Chapter 13
Bankruptcy laws and petitions in the United States Code (USC) are covered under Title 11. Chapter 13 is a form of bankruptcy provided by Title 11. It involves debt readjustment through a court approved plan for reorganization. Under Chapter 13, the reorganization plan must be agreed upon by the creditors, once it is approved by the court. On the contrary, debt readjustment under Chapter 11 seeks approval of creditors on the reorganization plan. This may/may not be agreed upon by the creditors and another plan may be drafted.
Chapter 13 Plan
The rehabilitation plan proposed by debtors after filing for bankruptcy under Chapter 13 of the Federal Court is called the Chapter 13 plan. The aim of this plan is to achieve debt readjustment by settling the claims made by creditors. Once the court approves the plan, it must be agreed upon by creditors. Sometimes an organization may be faced with a situation where they do not have the disposable income required to support the reorganization plan. In such scenarios, they are not eligible for Chapter 13 bankruptcy.
Debt readjustment under Chapter 13 Plan must be carried out over a period of 3-5 years. Chapter 13 bankruptcy is the first choice for numerous bankrupt corporations and individuals. However, it comes with some positives and negatives.
Benefits Of Chapter 13
- Debts which cannot be discharged under Chapter 7 can be discharged under Chapter 13
- Chapter 13 allows for the delay of foreclosures, if any
- Chapter 13 can be filed immediately to discharge the remainder after primary liens has been discharged through Chapter 7
- Both – exempt and non-exempt properties can be retained by the debtor under Chapter 13
- The co-signers of the debtor are protected under Chapter 13
- Wage garnishment is prohibited under Chapter 13, so there are no claims against income
- Payment term can be extended
- Interest rates can be reduced on certain loans
Drawbacks Of Chapter 13
- Chapter 13 bankruptcy is visible for a long period of 7 years – proving to be extremely damaging for creditworthiness
- All debts cannot be discharged under Chapter 13
- There are numerous costs to be born. These include court fees, attorney fees, trustee fees, etc.

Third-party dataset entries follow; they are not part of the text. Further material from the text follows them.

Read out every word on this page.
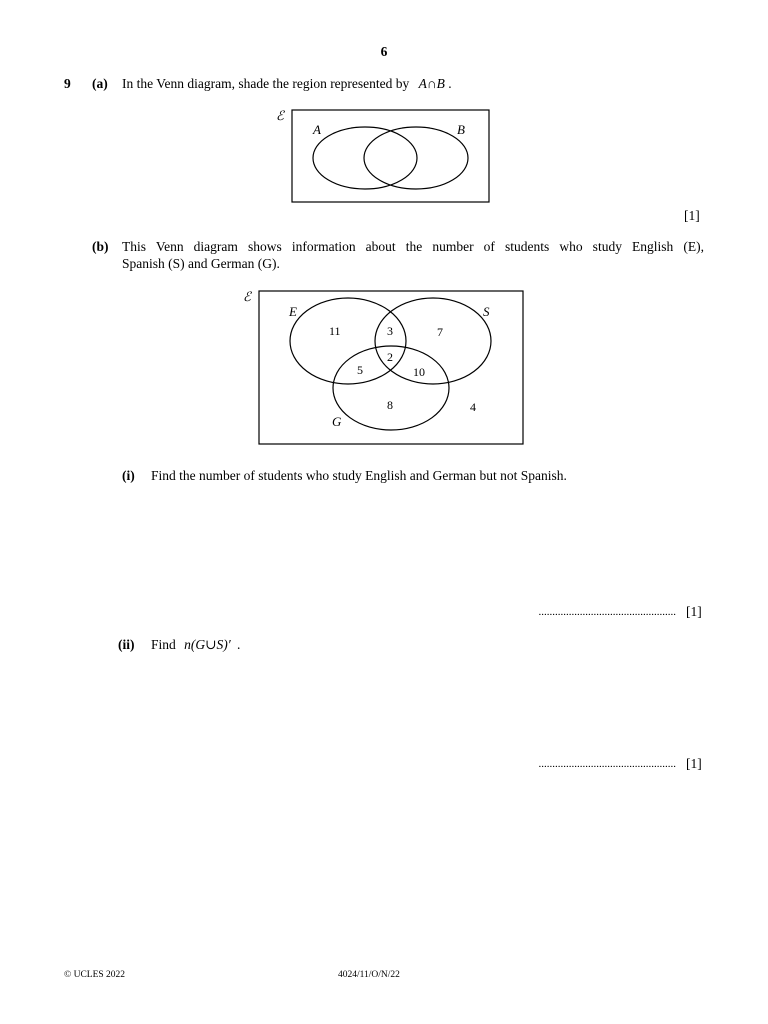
6
9 (a) In the Venn diagram, shade the region represented by A∩B .
ℰ
A	B
[1]
(b) This Venn diagram shows information about the number of students who study English (E),
Spanish (S) and German (G).
ℰ
E	S
G
11	3	7
2
5	10
8	4
(i) Find the number of students who study English and German but not Spanish.
.................................................. [1]
(ii) Find n(G∪S)′ .
.................................................. [1]
© UCLES 2022	4024/11/O/N/22
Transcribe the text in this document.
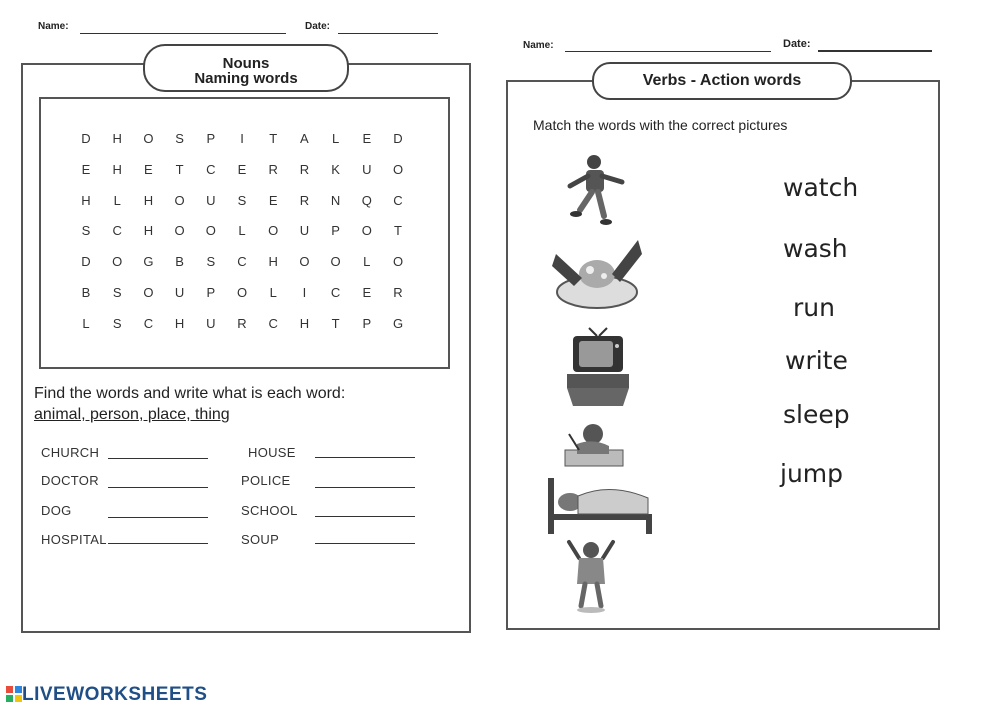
Name:	Date:
Nouns
Naming words
D H O S P	I	T	A	L	E D
E H E	T	C E R R K U O
H	L	H O U S E R N Q C
S C H O O	L	O U P O	T
D O G B S C H O O	L	O
B S O U P O	L	I	C E R
L	S C H U R C H	T	P G
Find the words and write what is each word:
animal, person, place, thing
CHURCH
DOCTOR
DOG
HOSPITAL
HOUSE
POLICE
SCHOOL
SOUP
Name:	Date:
Verbs - Action words
Match the words with the correct pictures
watch
wash
run
write
sleep
jump
LIVEWORKSHEETS
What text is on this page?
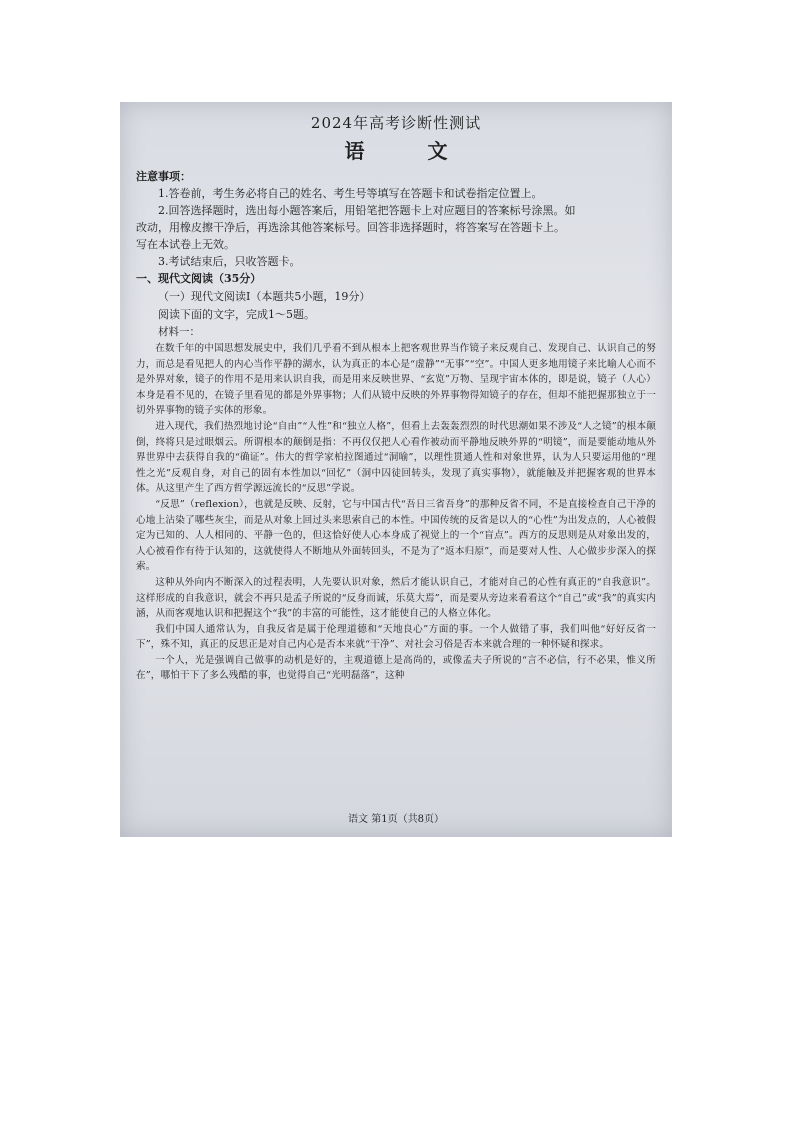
2024年高考诊断性测试
语 文
注意事项：
1.答卷前，考生务必将自己的姓名、考生号等填写在答题卡和试卷指定位置上。
2.回答选择题时，选出每小题答案后，用铅笔把答题卡上对应题目的答案标号涂黑。如
改动，用橡皮擦干净后，再选涂其他答案标号。回答非选择题时，将答案写在答题卡上。
写在本试卷上无效。
3.考试结束后，只收答题卡。
一、现代文阅读（35分）
（一）现代文阅读Ⅰ（本题共5小题，19分）
阅读下面的文字，完成1～5题。
材料一：

在数千年的中国思想发展史中，我们几乎看不到从根本上把客观世界当作镜子来反观自己、发现自己、认识自己的努力，而总是看见把人的内心当作平静的湖水，认为真正的本心是“虚静”“无事”“空”。中国人更多地用镜子来比喻人心而不是外界对象，镜子的作用不是用来认识自我，而是用来反映世界、“玄览”万物、呈现宇宙本体的，即是说，镜子（人心）本身是看不见的，在镜子里看见的都是外界事物；人们从镜中反映的外界事物得知镜子的存在，但却不能把握那独立于一切外界事物的镜子实体的形象。

进入现代，我们热烈地讨论“自由”“人性”和“独立人格”，但看上去轰轰烈烈的时代思潮如果不涉及“人之镜”的根本颠倒，终将只是过眼烟云。所谓根本的颠倒是指：不再仅仅把人心看作被动而平静地反映外界的“明镜”，而是要能动地从外界世界中去获得自我的“确证”。伟大的哲学家柏拉图通过“洞喻”，以理性贯通人性和对象世界，认为人只要运用他的“理性之光”反观自身，对自己的固有本性加以“回忆”（洞中囚徒回转头，发现了真实事物），就能触及并把握客观的世界本体。从这里产生了西方哲学源远流长的“反思”学说。

“反思”（reflexion），也就是反映、反射，它与中国古代“吾日三省吾身”的那种反省不同，不是直接检查自己干净的心地上沾染了哪些灰尘，而是从对象上回过头来思索自己的本性。中国传统的反省是以人的“心性”为出发点的，人心被假定为已知的、人人相同的、平静一色的，但这恰好使人心本身成了视觉上的一个“盲点”。西方的反思则是从对象出发的，人心被看作有待于认知的，这就使得人不断地从外面转回头，不是为了“返本归原”，而是要对人性、人心做步步深入的探索。

这种从外向内不断深入的过程表明，人先要认识对象，然后才能认识自己，才能对自己的心性有真正的“自我意识”。这样形成的自我意识，就会不再只是孟子所说的“反身而诚，乐莫大焉”，而是要从旁边来看看这个“自己”或“我”的真实内涵，从而客观地认识和把握这个“我”的丰富的可能性，这才能使自己的人格立体化。

我们中国人通常认为，自我反省是属于伦理道德和“天地良心”方面的事。一个人做错了事，我们叫他“好好反省一下”，殊不知，真正的反思正是对自己内心是否本来就“干净”、对社会习俗是否本来就合理的一种怀疑和探求。

一个人，光是强调自己做事的动机是好的，主观道德上是高尚的，或像孟夫子所说的“言不必信，行不必果，惟义所在”，哪怕干下了多么残酷的事，也觉得自己“光明磊落”，这种

语文 第1页（共8页）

- Chapter 13 bankruptcy does not cover stock brokers and commodity brokers
- Since it appears on the credit report, it may be extremely difficult to borrow large sums of money thereafter
- Living conditions are affected because the debtor is legally bound to follow a court-decided budget
- The cost of legal fees required for Chapter 13 bankruptcy as well as the cost of proceedings is higher
- Due to the negative effect on creditworthiness, loans can only be acquired at high interest rates
Chapter 13 bankruptcy should be filed after duly evaluating all the pros and cons. Though a popular form of bankruptcy law, it involves various secondary procedures that need to be kept in mind. It is the second most commonly filed bankruptcy petition after Chapter 7.